Online Tracking of Canonical Brain Network Activation and Behavioral Prediction Using Bayesian Filtering

2019 
Online inference of the activation of a group of brain regions or networks may prove useful for developing adaptive and closed-loop brain-machine (BMI) systems. In this paper, we applied a two-stage Block Sparse Bayesian Learning (BSBL-2S) method to electroencephalographic (EEG) data for online tracking of the relative evidence of activation of groups of cortical regions of interest (ROIs) comprising the nodes of two brain networks. Bayes factors (BF) are presented as measures of relative evidence for brain network activity. A second Kalman filter is used to predict behavior based on Bayes factors. The method is evaluated with simulated and real EEG data. EEG data was simulated by smoothly modulating the relative activations of canonical task positive network (TPN) and default mode networks (DMN). The calculated BFs (TPN/DMN) identified and tracked the changes in relative TPN and DMN network activation and accurately predicted simulated behavioral measures (reaction times to experiment events).

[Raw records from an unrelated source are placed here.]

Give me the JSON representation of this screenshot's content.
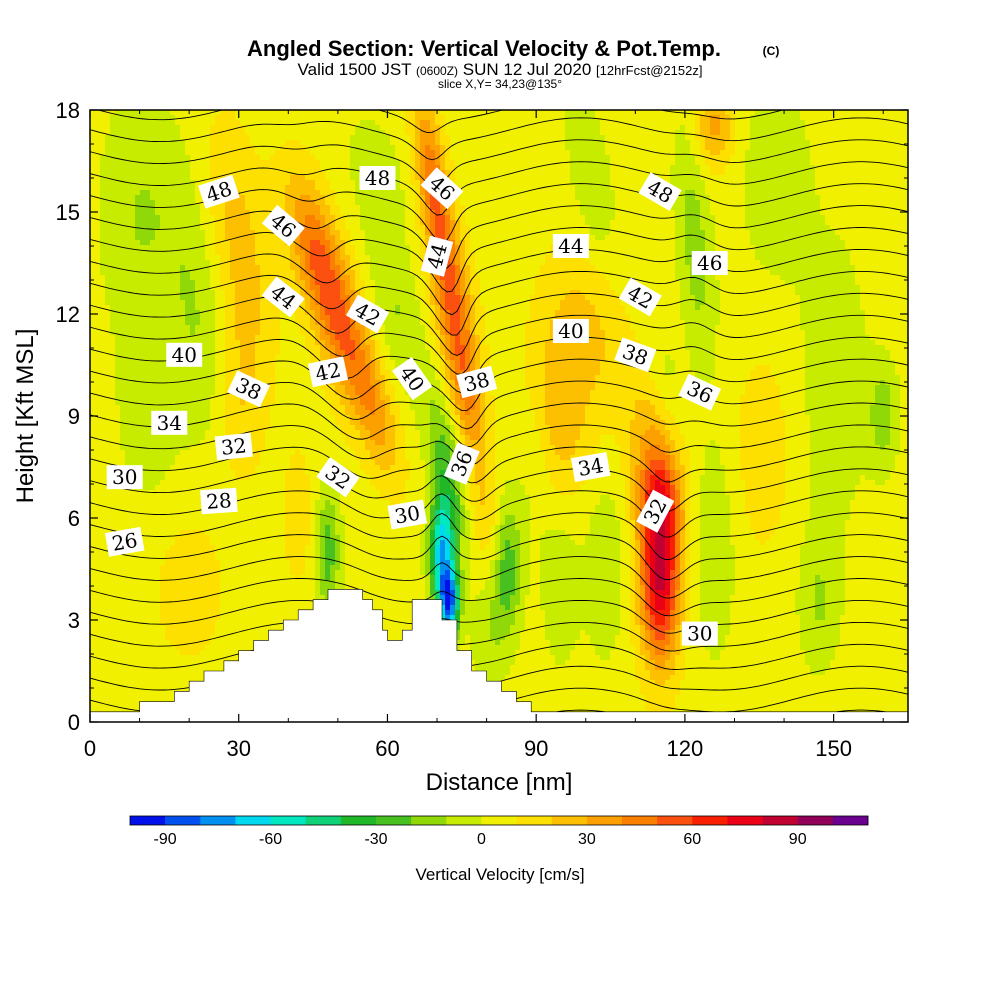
{
  "title": {
    "main": "Angled Section: Vertical Velocity & Pot.Temp.",
    "main_unit": "(C)",
    "valid_prefix": "Valid 1500 JST",
    "valid_z": "(0600Z)",
    "valid_date": "SUN 12 Jul 2020",
    "valid_fcst": "[12hrFcst@2152z]",
    "slice": "slice X,Y= 34,23@135°"
  },
  "chart_data": {
    "type": "heatmap",
    "xlabel": "Distance [nm]",
    "ylabel": "Height [Kft MSL]",
    "xlim": [
      0,
      165
    ],
    "ylim": [
      0,
      18
    ],
    "x_ticks": [
      0,
      30,
      60,
      90,
      120,
      150
    ],
    "y_ticks": [
      0,
      3,
      6,
      9,
      12,
      15,
      18
    ],
    "grid": false,
    "colorbar": {
      "label": "Vertical Velocity [cm/s]",
      "range": [
        -100,
        110
      ],
      "tick_values": [
        -90,
        -60,
        -30,
        0,
        30,
        60,
        90
      ],
      "tick_labels": [
        "-90",
        "-60",
        "-30",
        "0",
        "30",
        "60",
        "90"
      ],
      "colors": [
        "#0010e8",
        "#0050f0",
        "#0090f0",
        "#00d8f0",
        "#00e8c0",
        "#10d078",
        "#20b828",
        "#48c020",
        "#90d808",
        "#c8ec00",
        "#f0f000",
        "#fde000",
        "#fcc000",
        "#fca000",
        "#fc8000",
        "#fc5010",
        "#f82000",
        "#ec0018",
        "#c00030",
        "#900058",
        "#6a0090"
      ]
    },
    "terrain": [
      [
        0,
        0.3
      ],
      [
        10,
        0.3
      ],
      [
        10,
        0.6
      ],
      [
        17,
        0.6
      ],
      [
        17,
        0.9
      ],
      [
        20,
        0.9
      ],
      [
        20,
        1.2
      ],
      [
        23,
        1.2
      ],
      [
        23,
        1.5
      ],
      [
        27,
        1.5
      ],
      [
        27,
        1.8
      ],
      [
        30,
        1.8
      ],
      [
        30,
        2.1
      ],
      [
        33,
        2.1
      ],
      [
        33,
        2.4
      ],
      [
        36,
        2.4
      ],
      [
        36,
        2.7
      ],
      [
        39,
        2.7
      ],
      [
        39,
        3.0
      ],
      [
        42,
        3.0
      ],
      [
        42,
        3.3
      ],
      [
        45,
        3.3
      ],
      [
        45,
        3.6
      ],
      [
        48,
        3.6
      ],
      [
        48,
        3.9
      ],
      [
        55,
        3.9
      ],
      [
        55,
        3.6
      ],
      [
        57,
        3.6
      ],
      [
        57,
        3.3
      ],
      [
        59,
        3.3
      ],
      [
        59,
        2.7
      ],
      [
        60,
        2.7
      ],
      [
        60,
        2.4
      ],
      [
        63,
        2.4
      ],
      [
        63,
        2.7
      ],
      [
        65,
        2.7
      ],
      [
        65,
        3.6
      ],
      [
        71,
        3.6
      ],
      [
        71,
        3.0
      ],
      [
        74,
        3.0
      ],
      [
        74,
        2.1
      ],
      [
        77,
        2.1
      ],
      [
        77,
        1.5
      ],
      [
        80,
        1.5
      ],
      [
        80,
        1.2
      ],
      [
        83,
        1.2
      ],
      [
        83,
        0.9
      ],
      [
        86,
        0.9
      ],
      [
        86,
        0.6
      ],
      [
        89,
        0.6
      ],
      [
        89,
        0.3
      ],
      [
        165,
        0.3
      ]
    ],
    "velocity_features": [
      {
        "x": 45,
        "y": 14.0,
        "sx": 5,
        "sy": 2.2,
        "v": 35,
        "tilt": -1.4
      },
      {
        "x": 51,
        "y": 11.5,
        "sx": 5,
        "sy": 2.5,
        "v": 40,
        "tilt": -1.4
      },
      {
        "x": 58,
        "y": 9.0,
        "sx": 4,
        "sy": 2.0,
        "v": 25,
        "tilt": -1.4
      },
      {
        "x": 69,
        "y": 16.0,
        "sx": 3,
        "sy": 2.5,
        "v": 40,
        "tilt": -0.9
      },
      {
        "x": 73,
        "y": 12.5,
        "sx": 4,
        "sy": 2.5,
        "v": 42,
        "tilt": -0.9
      },
      {
        "x": 76,
        "y": 9.5,
        "sx": 3.5,
        "sy": 2.0,
        "v": 30,
        "tilt": -0.9
      },
      {
        "x": 80,
        "y": 6.0,
        "sx": 3.5,
        "sy": 2.0,
        "v": 15,
        "tilt": -0.9
      },
      {
        "x": 58,
        "y": 16.0,
        "sx": 6,
        "sy": 2.0,
        "v": -10,
        "tilt": -1.2
      },
      {
        "x": 62,
        "y": 12.0,
        "sx": 5,
        "sy": 2.5,
        "v": -15,
        "tilt": -1.2
      },
      {
        "x": 72,
        "y": 7.5,
        "sx": 3.5,
        "sy": 2.3,
        "v": -30,
        "tilt": -0.9
      },
      {
        "x": 71,
        "y": 5.0,
        "sx": 2.5,
        "sy": 1.6,
        "v": -70,
        "tilt": 0
      },
      {
        "x": 72.5,
        "y": 3.5,
        "sx": 2.0,
        "sy": 1.0,
        "v": -80,
        "tilt": 0
      },
      {
        "x": 48,
        "y": 5.0,
        "sx": 2.5,
        "sy": 1.8,
        "v": -30,
        "tilt": 0
      },
      {
        "x": 84,
        "y": 4.5,
        "sx": 3.0,
        "sy": 2.0,
        "v": -35,
        "tilt": 0
      },
      {
        "x": 90,
        "y": 8.0,
        "sx": 3.5,
        "sy": 2.5,
        "v": -10,
        "tilt": 0
      },
      {
        "x": 80,
        "y": 2.5,
        "sx": 3.5,
        "sy": 1.5,
        "v": -12,
        "tilt": 0
      },
      {
        "x": 115,
        "y": 4.2,
        "sx": 4.0,
        "sy": 2.5,
        "v": 75,
        "tilt": 0
      },
      {
        "x": 115,
        "y": 6.5,
        "sx": 4.5,
        "sy": 1.5,
        "v": 40,
        "tilt": 0
      },
      {
        "x": 113,
        "y": 8.5,
        "sx": 5,
        "sy": 2.0,
        "v": 20,
        "tilt": 0
      },
      {
        "x": 104,
        "y": 4.5,
        "sx": 4,
        "sy": 2.5,
        "v": -15,
        "tilt": 0
      },
      {
        "x": 95,
        "y": 4.0,
        "sx": 4,
        "sy": 2.5,
        "v": -12,
        "tilt": 0
      },
      {
        "x": 126,
        "y": 5.0,
        "sx": 4,
        "sy": 3.0,
        "v": -15,
        "tilt": 0
      },
      {
        "x": 147,
        "y": 3.5,
        "sx": 4,
        "sy": 2.0,
        "v": -15,
        "tilt": 0
      },
      {
        "x": 122,
        "y": 14.0,
        "sx": 3.5,
        "sy": 3.5,
        "v": -20,
        "tilt": -0.5
      },
      {
        "x": 116,
        "y": 10.0,
        "sx": 3.5,
        "sy": 1.5,
        "v": -12,
        "tilt": -0.5
      },
      {
        "x": 126,
        "y": 17.5,
        "sx": 4.0,
        "sy": 1.2,
        "v": 28,
        "tilt": 0
      },
      {
        "x": 101,
        "y": 16.0,
        "sx": 4,
        "sy": 2.5,
        "v": -15,
        "tilt": -1.0
      },
      {
        "x": 100,
        "y": 11.5,
        "sx": 8,
        "sy": 2.5,
        "v": 18,
        "tilt": -0.7
      },
      {
        "x": 94,
        "y": 9.0,
        "sx": 6,
        "sy": 2.5,
        "v": 22,
        "tilt": -0.5
      },
      {
        "x": 30,
        "y": 14.0,
        "sx": 6,
        "sy": 3.5,
        "v": 20,
        "tilt": -0.8
      },
      {
        "x": 30,
        "y": 9.5,
        "sx": 5,
        "sy": 2.5,
        "v": 15,
        "tilt": 0
      },
      {
        "x": 22,
        "y": 12.0,
        "sx": 6,
        "sy": 4.0,
        "v": -15,
        "tilt": -0.6
      },
      {
        "x": 10,
        "y": 15.0,
        "sx": 8,
        "sy": 3.5,
        "v": -15,
        "tilt": 0
      },
      {
        "x": 12,
        "y": 9.0,
        "sx": 7,
        "sy": 3.0,
        "v": -10,
        "tilt": 0
      },
      {
        "x": 138,
        "y": 16.0,
        "sx": 7,
        "sy": 3.0,
        "v": -12,
        "tilt": 0
      },
      {
        "x": 150,
        "y": 10.0,
        "sx": 8,
        "sy": 5.0,
        "v": -10,
        "tilt": 0
      },
      {
        "x": 160,
        "y": 9.0,
        "sx": 3,
        "sy": 1.5,
        "v": -20,
        "tilt": 0
      },
      {
        "x": 136,
        "y": 8.0,
        "sx": 6,
        "sy": 3.0,
        "v": 12,
        "tilt": 0
      },
      {
        "x": 20,
        "y": 4.0,
        "sx": 8,
        "sy": 2.5,
        "v": 10,
        "tilt": 0
      },
      {
        "x": 42,
        "y": 6.0,
        "sx": 3,
        "sy": 2.0,
        "v": 12,
        "tilt": 0
      }
    ],
    "theta_levels": [
      22,
      23,
      24,
      25,
      26,
      27,
      28,
      29,
      30,
      31,
      32,
      33,
      34,
      35,
      36,
      37,
      38,
      39,
      40,
      41,
      42,
      43,
      44,
      45,
      46,
      47,
      48,
      49,
      50
    ],
    "theta_labels": [
      {
        "text": "48",
        "x": 26,
        "y": 15.6,
        "rot": -18
      },
      {
        "text": "46",
        "x": 39,
        "y": 14.6,
        "rot": 40
      },
      {
        "text": "44",
        "x": 39,
        "y": 12.5,
        "rot": 38
      },
      {
        "text": "40",
        "x": 19,
        "y": 10.8,
        "rot": 0
      },
      {
        "text": "38",
        "x": 32,
        "y": 9.8,
        "rot": 25
      },
      {
        "text": "34",
        "x": 16,
        "y": 8.8,
        "rot": 0
      },
      {
        "text": "32",
        "x": 29,
        "y": 8.1,
        "rot": -6
      },
      {
        "text": "30",
        "x": 7,
        "y": 7.2,
        "rot": 0
      },
      {
        "text": "28",
        "x": 26,
        "y": 6.5,
        "rot": -4
      },
      {
        "text": "26",
        "x": 7,
        "y": 5.3,
        "rot": -10
      },
      {
        "text": "48",
        "x": 58,
        "y": 16.0,
        "rot": 0
      },
      {
        "text": "42",
        "x": 56,
        "y": 12.0,
        "rot": 30
      },
      {
        "text": "42",
        "x": 48,
        "y": 10.3,
        "rot": -12
      },
      {
        "text": "32",
        "x": 50,
        "y": 7.2,
        "rot": 35
      },
      {
        "text": "46",
        "x": 71,
        "y": 15.7,
        "rot": 42
      },
      {
        "text": "44",
        "x": 70,
        "y": 13.7,
        "rot": -75
      },
      {
        "text": "40",
        "x": 65,
        "y": 10.1,
        "rot": 55
      },
      {
        "text": "38",
        "x": 78,
        "y": 10.0,
        "rot": -15
      },
      {
        "text": "36",
        "x": 75,
        "y": 7.6,
        "rot": -68
      },
      {
        "text": "30",
        "x": 64,
        "y": 6.1,
        "rot": -10
      },
      {
        "text": "44",
        "x": 97,
        "y": 14.0,
        "rot": 0
      },
      {
        "text": "48",
        "x": 115,
        "y": 15.6,
        "rot": 30
      },
      {
        "text": "42",
        "x": 111,
        "y": 12.5,
        "rot": 30
      },
      {
        "text": "46",
        "x": 125,
        "y": 13.5,
        "rot": 0
      },
      {
        "text": "40",
        "x": 97,
        "y": 11.5,
        "rot": 0
      },
      {
        "text": "38",
        "x": 110,
        "y": 10.8,
        "rot": 20
      },
      {
        "text": "36",
        "x": 123,
        "y": 9.7,
        "rot": 25
      },
      {
        "text": "34",
        "x": 101,
        "y": 7.5,
        "rot": -10
      },
      {
        "text": "32",
        "x": 114,
        "y": 6.2,
        "rot": -62
      },
      {
        "text": "30",
        "x": 123,
        "y": 2.6,
        "rot": 0
      }
    ]
  }
}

The method was applied to EEG data from 8 subjects performing a lane-keeping simulated driving task in which the subjects were instructed to quickly respond to random perturbations of their vehicle’s lane position. The estimated BFs showed significant linear and quadratic predictive relationships with response time (RT), with poorest task performance assocated with decreasing BF (increased DMN activation, relative to TPN). These results suggest that online estimation of BF for cortical network activation could be useful in the development of neuroscientifically grounded adaptive BMI systems.